O resultado do pleito desta quinta-feira, que deve se repetir na eleição para prefeito de Londres (capital), nesta sexta, e na eleição para o Parlamento Europeu, no domingo, promete reforçar as especulações sobre a permanência de Blair no cargo.
Mas analistas prevêem que o premiê leve o Partido Trabalhista a uma nova vitória nas eleições gerais de 2005, apesar da humilhação sofrida no pleito desta semana.
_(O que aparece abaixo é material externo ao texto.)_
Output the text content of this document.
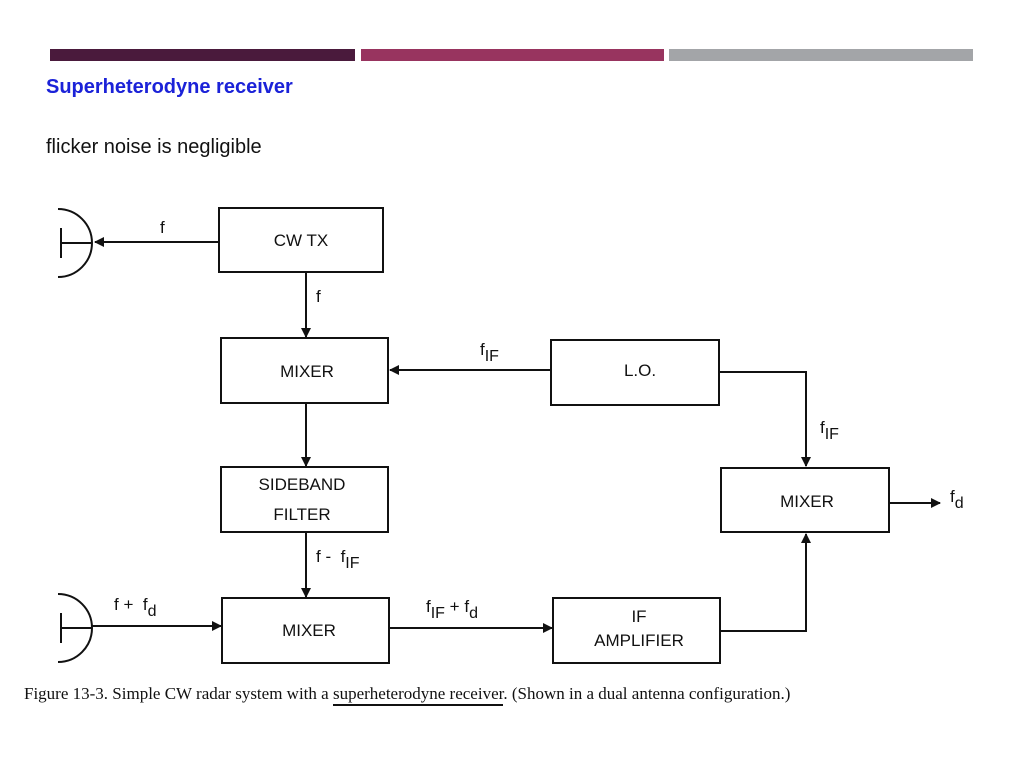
Superheterodyne receiver
flicker noise is negligible
CW TX
MIXER	L.O.
SIDEBAND
FILTER
MIXER
MIXER
IF
AMPLIFIER
f
f
fIF
fIF
f -  fIF
f +  fd	fIF + fd
fd
Figure 13-3. Simple CW radar system with a superheterodyne receiver. (Shown in a dual antenna configuration.)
Com quase metade dos resultados apurados na manhã desta sexta-feira, os trabalhistas tinham deixado de eleger 211 vereadores. As projeções são de que cerca de 400 vereadores do partido percam a disputa, uma marca considerada preocupante para Blair.
A BBC projetou que os trabalhistas ficarão com apenas 26 por cento dos votos, atrás dos conservadores, com 38%, e do terceiro maior partido da Grã-Bretanha, os liberais democratas, com 30% cento.
"Temos aqui um governo claramente impopular, mas o maior partido da oposição não está conseguindo capitalizar esse sentimento", afirmou à Reuters Peter Kellner, um especialista em pesquisas. Segundo Kellner, os conservadores, se tivessem obtido 40 por cento dos votos agora, teriam chances reais de vencer o governo em 2005.
"Blair não será uma estrela de popularidade como em 1997. Mas acho que as pessoas vão optar por confiar nele novamente."
Os conservadores, de outro lado, mostravam-se empolgados. "Essa foi a pior performance eleitoral dos trabalhistas e é a primeira vez em que o governo ficou em terceiro lugar nas eleições locais", afirmou Liam Fox, do partido oposicionista.